I have strings like this example

"BODY: 88% RECYCLED POLYESTER, 12% ELASTANE GUSSET LINING: 91% COTTON, 9% ELASTANE EXCLUSIVE OF DECORATION"

And I want to split them so that a word with a colon starts a new list item, while keeping that colon word

["BODY: 77% RECYCLED POLYESTER, 23% ELASTANE", "MESH: 84% POLYAMIDE, 16% ELASTANE EXCLUSIVE OF DECORATION"]

I came up with

re.split("\s(\w+:.+)", p)

But this returns an empty string at the end and I'm not sure why

['BODY: 77% RECYCLED POLYESTER, 23% ELASTANE', 'MESH: 84% POLYAMIDE, 16% ELASTANE EXCLUSIVE OF DECORATION', '']
tape74
  • 75
  • 1
  • 9
  • 1
    Does this answer your question? [Split by regex without resulting empty strings in Python](https://stackoverflow.com/questions/30933216/split-by-regex-without-resulting-empty-strings-in-python) – Charles Dupont May 11 '21 at 22:52

1 Answers1

2

You can use re.split(r"\s(?=\w+:)", s). I added a lookahead ?= to ensure the split occurs only on the space character that has the \w+: pattern following it.

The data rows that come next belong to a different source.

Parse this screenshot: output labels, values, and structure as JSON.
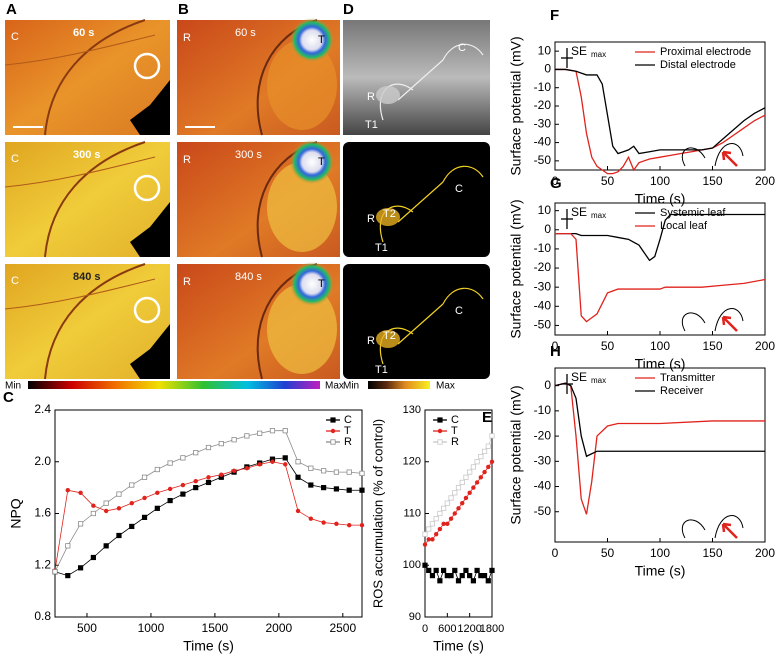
{
  "image_panels": [
    {
      "panel": "A",
      "frames": [
        {
          "marker": "C",
          "time": "60 s"
        },
        {
          "marker": "C",
          "time": "300 s"
        },
        {
          "marker": "C",
          "time": "840 s"
        }
      ]
    },
    {
      "panel": "B",
      "frames": [
        {
          "marker": "R",
          "tissue": "T",
          "time": "60 s"
        },
        {
          "marker": "R",
          "tissue": "T",
          "time": "300 s"
        },
        {
          "marker": "R",
          "tissue": "T",
          "time": "840 s"
        }
      ]
    },
    {
      "panel": "D",
      "frames": [
        {
          "labels": [
            "C",
            "R",
            "T1"
          ]
        },
        {
          "labels": [
            "C",
            "R",
            "T2",
            "T1"
          ]
        },
        {
          "labels": [
            "C",
            "R",
            "T2",
            "T1"
          ]
        }
      ]
    }
  ],
  "color_scales": [
    {
      "min": "Min",
      "max": "Max"
    },
    {
      "min": "Min",
      "max": "Max"
    }
  ],
  "chart_data": [
    {
      "type": "line",
      "panel": "C",
      "xlabel": "Time (s)",
      "ylabel": "NPQ",
      "legend": "upper right",
      "x": [
        250,
        350,
        450,
        550,
        650,
        750,
        850,
        950,
        1050,
        1150,
        1250,
        1350,
        1450,
        1550,
        1650,
        1750,
        1850,
        1950,
        2050,
        2150,
        2250,
        2350,
        2450,
        2550,
        2650
      ],
      "xlim": [
        250,
        2650
      ],
      "xticks": [
        500,
        1000,
        1500,
        2000,
        2500
      ],
      "ylim": [
        0.8,
        2.4
      ],
      "yticks": [
        0.8,
        1.2,
        1.6,
        {
          "value": 2,
          "label": "2.0"
        },
        2.4
      ],
      "series": [
        {
          "name": "C",
          "color": "#000000",
          "marker": "filled-square",
          "values": [
            1.15,
            1.12,
            1.18,
            1.26,
            1.35,
            1.43,
            1.5,
            1.57,
            1.64,
            1.7,
            1.75,
            1.8,
            1.84,
            1.88,
            1.92,
            1.96,
            1.99,
            2.02,
            2.03,
            1.88,
            1.82,
            1.8,
            1.79,
            1.78,
            1.78
          ]
        },
        {
          "name": "T",
          "color": "#e0231c",
          "marker": "circle",
          "values": [
            1.16,
            1.78,
            1.76,
            1.66,
            1.62,
            1.64,
            1.68,
            1.72,
            1.76,
            1.79,
            1.82,
            1.85,
            1.88,
            1.9,
            1.93,
            1.95,
            1.98,
            2.0,
            1.98,
            1.62,
            1.56,
            1.53,
            1.52,
            1.51,
            1.51
          ]
        },
        {
          "name": "R",
          "color": "#8c8c8c",
          "marker": "open-square",
          "values": [
            1.15,
            1.35,
            1.52,
            1.6,
            1.68,
            1.75,
            1.82,
            1.88,
            1.94,
            1.99,
            2.03,
            2.07,
            2.11,
            2.14,
            2.17,
            2.2,
            2.22,
            2.24,
            2.24,
            2.0,
            1.95,
            1.93,
            1.92,
            1.92,
            1.91
          ]
        }
      ]
    },
    {
      "type": "line",
      "panel": "E",
      "xlabel": "Time (s)",
      "ylabel": "ROS accumulation (% of control)",
      "legend": "upper left",
      "x": [
        0,
        100,
        200,
        300,
        400,
        500,
        600,
        700,
        800,
        900,
        1000,
        1100,
        1200,
        1300,
        1400,
        1500,
        1600,
        1700,
        1800
      ],
      "xlim": [
        0,
        1800
      ],
      "xticks": [
        0,
        600,
        1200,
        1800
      ],
      "ylim": [
        90,
        130
      ],
      "yticks": [
        90,
        100,
        110,
        120,
        130
      ],
      "series": [
        {
          "name": "C",
          "color": "#000000",
          "marker": "filled-square",
          "values": [
            100,
            99,
            98,
            99,
            97,
            99,
            98,
            98,
            99,
            97,
            98,
            99,
            98,
            97,
            99,
            98,
            98,
            97,
            99
          ]
        },
        {
          "name": "T",
          "color": "#e0231c",
          "marker": "circle",
          "values": [
            104,
            105,
            105,
            106,
            107,
            108,
            108,
            109,
            110,
            111,
            112,
            113,
            114,
            115,
            116,
            117,
            118,
            119,
            120
          ]
        },
        {
          "name": "R",
          "color": "#c8c8c8",
          "marker": "open-square",
          "values": [
            106,
            107,
            108,
            109,
            110,
            111,
            112,
            113,
            114,
            115,
            116,
            117,
            118,
            119,
            120,
            121,
            122,
            123,
            125
          ]
        }
      ]
    },
    {
      "type": "line",
      "panel": "F",
      "xlabel": "Time (s)",
      "ylabel": "Surface potential (mV)",
      "legend": "upper right",
      "annotation": {
        "text": "SE",
        "subscript": "max"
      },
      "x": [
        0,
        10,
        20,
        25,
        30,
        35,
        40,
        45,
        50,
        55,
        60,
        65,
        70,
        75,
        80,
        90,
        100,
        110,
        120,
        130,
        140,
        150,
        160,
        170,
        180,
        190,
        200
      ],
      "xlim": [
        0,
        200
      ],
      "xticks": [
        0,
        50,
        100,
        150,
        200
      ],
      "ylim": [
        -55,
        15
      ],
      "yticks": [
        10,
        0,
        -10,
        -20,
        -30,
        -40,
        -50
      ],
      "series": [
        {
          "name": "Proximal electrode",
          "color": "#e0231c",
          "values": [
            0,
            0,
            -1,
            -15,
            -35,
            -48,
            -53,
            -55,
            -57,
            -57,
            -56,
            -53,
            -48,
            -55,
            -51,
            -49,
            -48,
            -47,
            -46,
            -45,
            -44,
            -43,
            -40,
            -36,
            -32,
            -28,
            -25
          ]
        },
        {
          "name": "Distal electrode",
          "color": "#000000",
          "values": [
            0,
            0,
            -1,
            -2,
            -3,
            -3,
            -3,
            -8,
            -25,
            -42,
            -46,
            -45,
            -44,
            -42,
            -46,
            -45,
            -44,
            -44,
            -44,
            -44,
            -44,
            -43,
            -38,
            -33,
            -28,
            -24,
            -21
          ]
        }
      ]
    },
    {
      "type": "line",
      "panel": "G",
      "xlabel": "Time (s)",
      "ylabel": "Surface potential (mV)",
      "legend": "upper right",
      "annotation": {
        "text": "SE",
        "subscript": "max"
      },
      "x": [
        0,
        10,
        15,
        20,
        25,
        30,
        35,
        40,
        50,
        60,
        70,
        80,
        85,
        90,
        95,
        100,
        105,
        110,
        120,
        140,
        160,
        180,
        200
      ],
      "xlim": [
        0,
        200
      ],
      "xticks": [
        0,
        50,
        100,
        150,
        200
      ],
      "ylim": [
        -55,
        14
      ],
      "yticks": [
        10,
        0,
        -10,
        -20,
        -30,
        -40,
        -50
      ],
      "series": [
        {
          "name": "Systemic leaf",
          "color": "#000000",
          "values": [
            -2,
            -2,
            -2,
            -2,
            -3,
            -3,
            -3,
            -3,
            -3,
            -4,
            -5,
            -8,
            -12,
            -16,
            -14,
            -5,
            5,
            8,
            8,
            8,
            8,
            8,
            8
          ]
        },
        {
          "name": "Local leaf",
          "color": "#e0231c",
          "values": [
            -2,
            -2,
            -2,
            -5,
            -45,
            -48,
            -46,
            -44,
            -33,
            -31,
            -31,
            -31,
            -31,
            -31,
            -31,
            -31,
            -30,
            -30,
            -30,
            -30,
            -29,
            -28,
            -26
          ]
        }
      ]
    },
    {
      "type": "line",
      "panel": "H",
      "xlabel": "Time (s)",
      "ylabel": "Surface potential (mV)",
      "legend": "upper right",
      "annotation": {
        "text": "SE",
        "subscript": "max"
      },
      "x": [
        0,
        10,
        15,
        20,
        25,
        30,
        35,
        40,
        50,
        60,
        80,
        100,
        150,
        200
      ],
      "xlim": [
        0,
        200
      ],
      "xticks": [
        0,
        50,
        100,
        150,
        200
      ],
      "ylim": [
        -62,
        7
      ],
      "yticks": [
        0,
        -10,
        -20,
        -30,
        -40,
        -50
      ],
      "series": [
        {
          "name": "Transmitter",
          "color": "#e0231c",
          "values": [
            0,
            1,
            0,
            -20,
            -45,
            -51,
            -38,
            -20,
            -16,
            -15,
            -15,
            -15,
            -14,
            -14
          ]
        },
        {
          "name": "Receiver",
          "color": "#000000",
          "values": [
            0,
            1,
            0,
            -5,
            -20,
            -28,
            -27,
            -26,
            -26,
            -26,
            -26,
            -26,
            -26,
            -26
          ]
        }
      ]
    }
  ]
}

The original attempt includes the entire pattern in the split group leading to undesirable results (if you include multiple word: groups, you'll see there are bigger problems than just the trailing empty string).

Here's a comparison:

>>> s = "foo: bar bar baz: asdfa sdfasd quux: zzzz"
>>> #                ^                 ^
>>> # we want to split on the highlighted space characters above
>>>
>>> re.split(r"\s(\w+:.+)", s) # incorrect
['foo: bar bar', 'baz: asdfa sdfasd quux: zzzz', '']
>>> re.split(r"\s(?=\w+:)", s) # correct
['foo: bar bar', 'baz: asdfa sdfasd', 'quux: zzzz']

If you want to handle splitting on multiple spaces, you can use r"\s+(?=\w+:)".

Note also raw strings should be used for all regex literals to ensure nothing is inadvertently escaped.

ggorlen
  • 44,755
  • 7
  • 76
  • 106